The MACS gametocyte enrichment method is simple, rapid and has been used extensively to concentrate gametocytes for purposes other than mosquito infection [23]. In the current experiments, MACS gave repeatedly high infection intensities compared to control and was, therefore, studied in more detail to test its ability to concentrate gametocytes from input material with low gametocyte concentrations. For this purpose, saturation of columns forms a concern in MACS procedures. The current study shows that the saturation point of the MACS was not reached when using a relatively large volume of 9000 µL of blood with an estimated number of 9,000,000 gametocytes (at 1000/µL). As previously shown, a reduction in flow rate through the MACS column could enhance the yield of Plasmodium berghei ookinetes [33], but no significant difference was observed when the flow rate was reduced by ~1.5 times, with a 23G needle compared to the 21G needle (Additional file 2: Figure S2). Nevertheless, further alteration of the flow rate may increase the efficiency of first pass column binding, and should therefore be investigated in future studies.

Previously, it has been reported that magnetic fields may affect parasite viability by compromising the growth of asexual P. falciparum forms [34]. This may relate to inhibition of polymerization of haem into haemozoin, and organelle damage due to the oscillation of haemozoin. In the current study, the magnetic field induced by the MACS appears to have limited impact on gametocyte fitness. Furthermore, no increase in infectivity was observed when concentrated gametocytes after MACS are brought back into culture for 24 h, whilst the risk of contamination was considerable (unpublished findings). In addition, handling time, stress and temperature drops during sample transfer may also impact gametocyte infectivity.

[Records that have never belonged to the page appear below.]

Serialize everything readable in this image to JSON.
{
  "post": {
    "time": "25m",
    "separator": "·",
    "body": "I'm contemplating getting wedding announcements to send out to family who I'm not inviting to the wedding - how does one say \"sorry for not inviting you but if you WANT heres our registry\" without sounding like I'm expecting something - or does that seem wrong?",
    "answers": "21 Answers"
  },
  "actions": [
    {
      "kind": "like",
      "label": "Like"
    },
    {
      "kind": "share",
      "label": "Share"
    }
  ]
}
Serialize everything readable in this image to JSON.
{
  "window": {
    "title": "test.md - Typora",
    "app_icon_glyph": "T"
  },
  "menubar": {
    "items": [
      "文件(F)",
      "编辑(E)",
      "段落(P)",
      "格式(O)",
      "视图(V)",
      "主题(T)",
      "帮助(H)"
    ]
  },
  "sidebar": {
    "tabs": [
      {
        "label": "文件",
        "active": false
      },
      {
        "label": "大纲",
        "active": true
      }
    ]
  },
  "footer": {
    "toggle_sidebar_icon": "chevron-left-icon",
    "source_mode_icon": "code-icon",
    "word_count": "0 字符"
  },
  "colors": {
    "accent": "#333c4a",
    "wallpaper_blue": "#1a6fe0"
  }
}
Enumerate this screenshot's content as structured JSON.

In the current study these factors appeared to have limited impact on gametocyte fitness and infectivity and the advantages of gametocyte concentration outweighed their potential detrimental effects.

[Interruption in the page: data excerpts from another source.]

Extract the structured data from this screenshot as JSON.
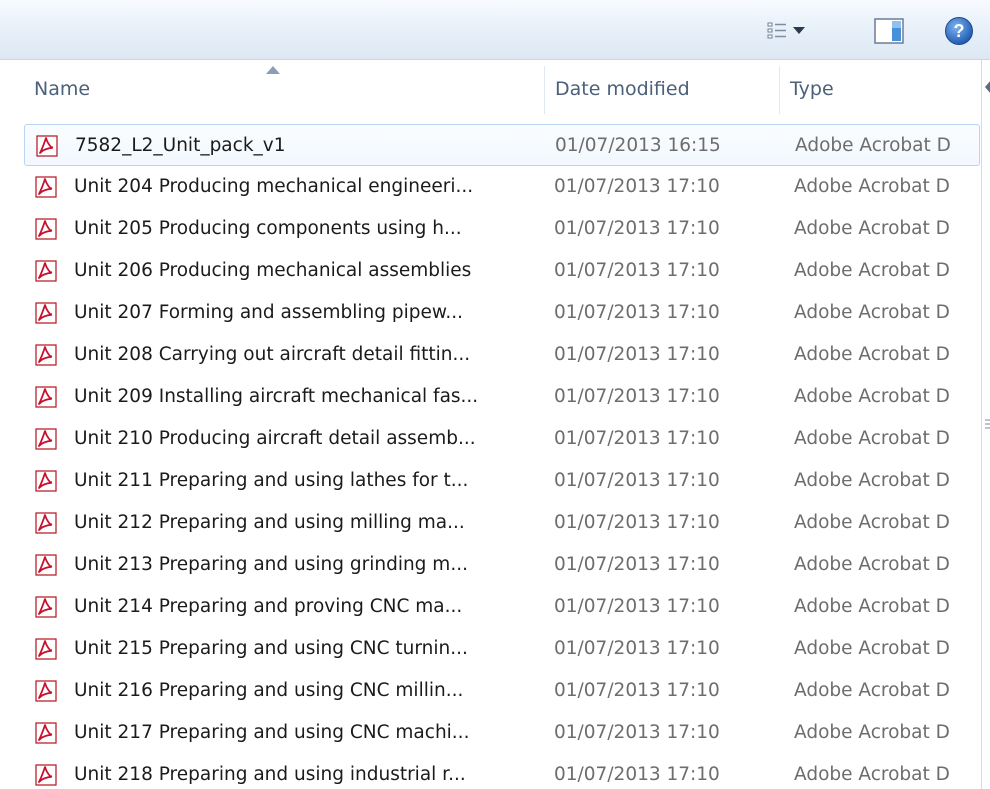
{
  "toolbar": {
    "views_icon": "view-details-icon",
    "views_caret_icon": "chevron-down-icon",
    "preview_icon": "preview-pane-icon",
    "help_icon": "help-icon",
    "help_glyph": "?"
  },
  "columns": {
    "name": "Name",
    "date_modified": "Date modified",
    "type": "Type"
  },
  "files": [
    {
      "name": "7582_L2_Unit_pack_v1",
      "date": "01/07/2013 16:15",
      "type": "Adobe Acrobat D",
      "selected": true
    },
    {
      "name": "Unit 204 Producing mechanical engineeri...",
      "date": "01/07/2013 17:10",
      "type": "Adobe Acrobat D"
    },
    {
      "name": "Unit 205 Producing components using h...",
      "date": "01/07/2013 17:10",
      "type": "Adobe Acrobat D"
    },
    {
      "name": "Unit 206 Producing mechanical assemblies",
      "date": "01/07/2013 17:10",
      "type": "Adobe Acrobat D"
    },
    {
      "name": "Unit 207 Forming and assembling pipew...",
      "date": "01/07/2013 17:10",
      "type": "Adobe Acrobat D"
    },
    {
      "name": "Unit 208 Carrying out aircraft detail fittin...",
      "date": "01/07/2013 17:10",
      "type": "Adobe Acrobat D"
    },
    {
      "name": "Unit 209 Installing aircraft mechanical fas...",
      "date": "01/07/2013 17:10",
      "type": "Adobe Acrobat D"
    },
    {
      "name": "Unit 210 Producing aircraft detail assemb...",
      "date": "01/07/2013 17:10",
      "type": "Adobe Acrobat D"
    },
    {
      "name": "Unit 211 Preparing and using lathes for t...",
      "date": "01/07/2013 17:10",
      "type": "Adobe Acrobat D"
    },
    {
      "name": "Unit 212 Preparing and using milling ma...",
      "date": "01/07/2013 17:10",
      "type": "Adobe Acrobat D"
    },
    {
      "name": "Unit 213 Preparing and using grinding m...",
      "date": "01/07/2013 17:10",
      "type": "Adobe Acrobat D"
    },
    {
      "name": "Unit 214 Preparing and proving CNC ma...",
      "date": "01/07/2013 17:10",
      "type": "Adobe Acrobat D"
    },
    {
      "name": "Unit 215 Preparing and using CNC turnin...",
      "date": "01/07/2013 17:10",
      "type": "Adobe Acrobat D"
    },
    {
      "name": "Unit 216 Preparing and using CNC millin...",
      "date": "01/07/2013 17:10",
      "type": "Adobe Acrobat D"
    },
    {
      "name": "Unit 217 Preparing and using CNC machi...",
      "date": "01/07/2013 17:10",
      "type": "Adobe Acrobat D"
    },
    {
      "name": "Unit 218 Preparing and using industrial r...",
      "date": "01/07/2013 17:10",
      "type": "Adobe Acrobat D"
    }
  ],
  "file_icon": "pdf-file-icon",
  "colors": {
    "toolbar_top": "#f7fbff",
    "toolbar_bottom": "#dde8f4",
    "header_text": "#4c607a",
    "selection_border": "#b9d5ef",
    "pdf_red": "#c8102e",
    "help_blue": "#2f6fc9"
  }
}
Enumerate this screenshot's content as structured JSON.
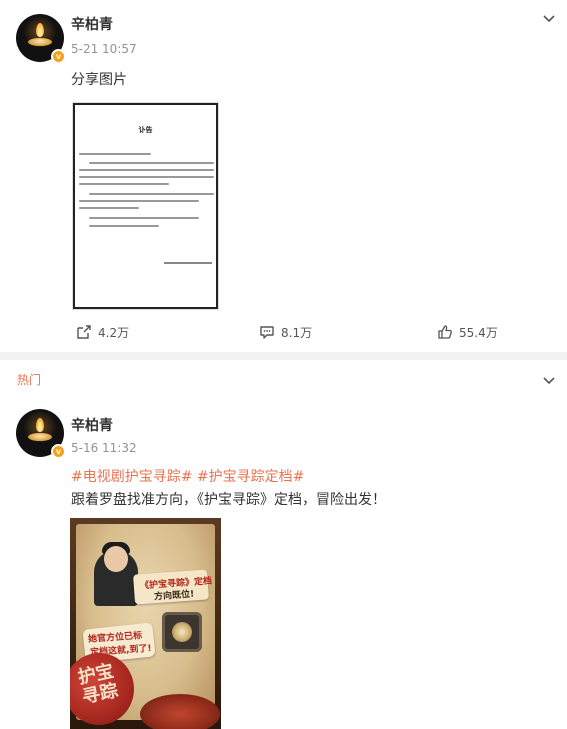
{
  "posts": [
    {
      "author": "辛柏青",
      "time": "5-21 10:57",
      "badge": "v",
      "text": "分享图片",
      "image": {
        "title": "讣告"
      },
      "actions": {
        "share": "4.2万",
        "comment": "8.1万",
        "like": "55.4万"
      }
    },
    {
      "section_label": "热门",
      "author": "辛柏青",
      "time": "5-16 11:32",
      "badge": "v",
      "hashtags": [
        "#电视剧护宝寻踪#",
        "#护宝寻踪定档#"
      ],
      "text": "跟着罗盘找准方向，《护宝寻踪》定档，冒险出发！",
      "poster": {
        "ribbon_text_1": "《护宝寻踪》定档",
        "ribbon_text_2": "方向既位!",
        "bubble_text_1": "她官方位已标",
        "bubble_text_2": "定档这就,到了!",
        "seal_text": "护宝寻踪"
      }
    }
  ],
  "colors": {
    "accent": "#eb7350",
    "badge": "#f7a01d",
    "separator": "#f2f2f2"
  },
  "icons": {
    "share": "share-icon",
    "comment": "comment-icon",
    "like": "thumbs-up-icon",
    "more": "chevron-down-icon"
  }
}
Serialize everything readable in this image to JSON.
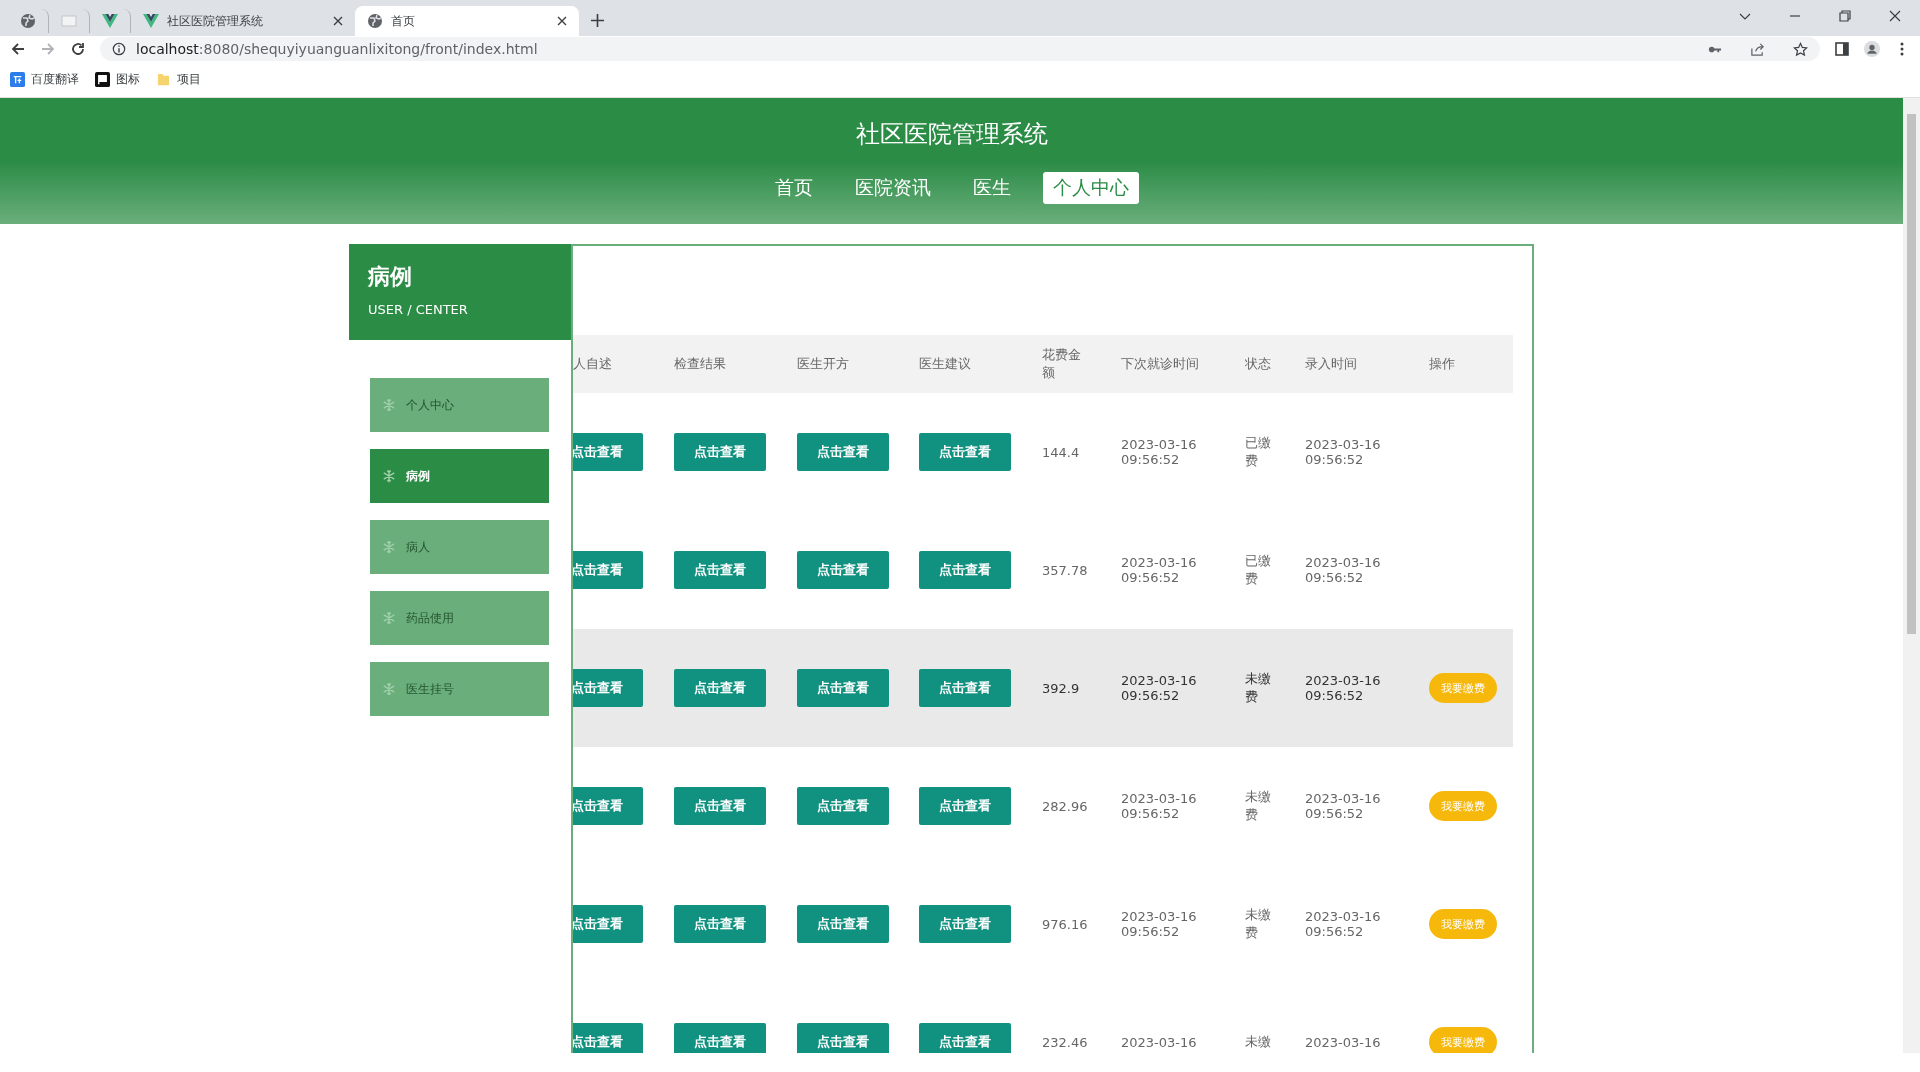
{
  "browser": {
    "tabs": [
      {
        "kind": "globe",
        "selected": false
      },
      {
        "kind": "blank",
        "selected": false
      },
      {
        "kind": "vue",
        "selected": false
      },
      {
        "kind": "vue",
        "title": "社区医院管理系统",
        "selected": false
      },
      {
        "kind": "globe",
        "title": "首页",
        "selected": true
      }
    ],
    "url_host": "localhost",
    "url_rest": ":8080/shequyiyuanguanlixitong/front/index.html",
    "bookmarks": [
      {
        "kind": "translate",
        "label": "百度翻译"
      },
      {
        "kind": "flag",
        "label": "图标"
      },
      {
        "kind": "folder",
        "label": "项目"
      }
    ]
  },
  "site": {
    "title": "社区医院管理系统",
    "nav": [
      {
        "label": "首页",
        "selected": false
      },
      {
        "label": "医院资讯",
        "selected": false
      },
      {
        "label": "医生",
        "selected": false
      },
      {
        "label": "个人中心",
        "selected": true
      }
    ]
  },
  "sidebar": {
    "title": "病例",
    "subtitle": "USER / CENTER",
    "items": [
      {
        "label": "个人中心",
        "selected": false
      },
      {
        "label": "病例",
        "selected": true
      },
      {
        "label": "病人",
        "selected": false
      },
      {
        "label": "药品使用",
        "selected": false
      },
      {
        "label": "医生挂号",
        "selected": false
      }
    ]
  },
  "table": {
    "columns": [
      "人自述",
      "检查结果",
      "医生开方",
      "医生建议",
      "花费金额",
      "下次就诊时间",
      "状态",
      "录入时间",
      "操作"
    ],
    "rows": [
      {
        "views": [
          "点击查看",
          "点击查看",
          "点击查看",
          "点击查看"
        ],
        "amount": "144.4",
        "next_visit": "2023-03-16 09:56:52",
        "status": "已缴费",
        "entered": "2023-03-16 09:56:52",
        "hovered": false
      },
      {
        "views": [
          "点击查看",
          "点击查看",
          "点击查看",
          "点击查看"
        ],
        "amount": "357.78",
        "next_visit": "2023-03-16 09:56:52",
        "status": "已缴费",
        "entered": "2023-03-16 09:56:52",
        "hovered": false
      },
      {
        "views": [
          "点击查看",
          "点击查看",
          "点击查看",
          "点击查看"
        ],
        "amount": "392.9",
        "next_visit": "2023-03-16 09:56:52",
        "status": "未缴费",
        "entered": "2023-03-16 09:56:52",
        "action": "我要缴费",
        "hovered": true
      },
      {
        "views": [
          "点击查看",
          "点击查看",
          "点击查看",
          "点击查看"
        ],
        "amount": "282.96",
        "next_visit": "2023-03-16 09:56:52",
        "status": "未缴费",
        "entered": "2023-03-16 09:56:52",
        "action": "我要缴费",
        "hovered": false
      },
      {
        "views": [
          "点击查看",
          "点击查看",
          "点击查看",
          "点击查看"
        ],
        "amount": "976.16",
        "next_visit": "2023-03-16 09:56:52",
        "status": "未缴费",
        "entered": "2023-03-16 09:56:52",
        "action": "我要缴费",
        "hovered": false
      },
      {
        "views": [
          "点击查看",
          "点击查看",
          "点击查看",
          "点击查看"
        ],
        "amount": "232.46",
        "next_visit": "2023-03-16",
        "status": "未缴",
        "entered": "2023-03-16",
        "action": "我要缴费",
        "hovered": false
      }
    ]
  }
}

No formal optimization of alternative gametocyte-enrichment protocols was undertaken in this study. The current experiments therefore do not preclude that assay optimizations may increase transmission success of the tested enrichment procedures. Furthermore, the number of replicates was limited in the current study and the inevitable variation in transmission outcomes in standard membrane feeding assays with cultured gametocytes [35] warrants caution when comparing feeders within or between experiments. In addition, the lower efficiency of Percoll and standard centrifugation in the other experiments are most likely due to the low enrichment of gametocytes as reflected by the PCR results. When considering the other concentration methods evaluated, the standard centrifugation was indeed attractive because of its simplicity. However, the absence of an unequivocal visual cell layer made it difficult to reproducibly obtain a well-defined layer of gametocytes. An additional potential disadvantage of density-dependent centrifugation is that it is unable to separate gametocytes from host white blood cells [21, 22]. As host white blood cells can interfere with the success rate of transmission in membrane-feeding assays, such cell contamination is undesirable and will require another step of filtration [36,37,38]. Trang et al. shows that the MACS purification removes approximately 94% of the white blood cells, in contrast to 0% white blood cell removal after Percoll gradient, or other density gradient separation such as Nycodenz [39].

Conclusions

The current study demonstrates that gametocyte purification by MACS concentrates gametocytes present at low density in whole blood samples whilst retaining their infectivity in membrane-feeding assays. Whilst current conclusions were based on a limited number of replicates, they formed the evidence base for the selection of a gametocyte enrichment method for a controlled human malaria infection study (CHMI) that aimed to induce (low-densities) gametocytes. In general, the methodology presented here may facilitate the use of blood samples from naturally or experimentally infected individuals to evaluate human host infectivity and malaria transmission-blocking interventions.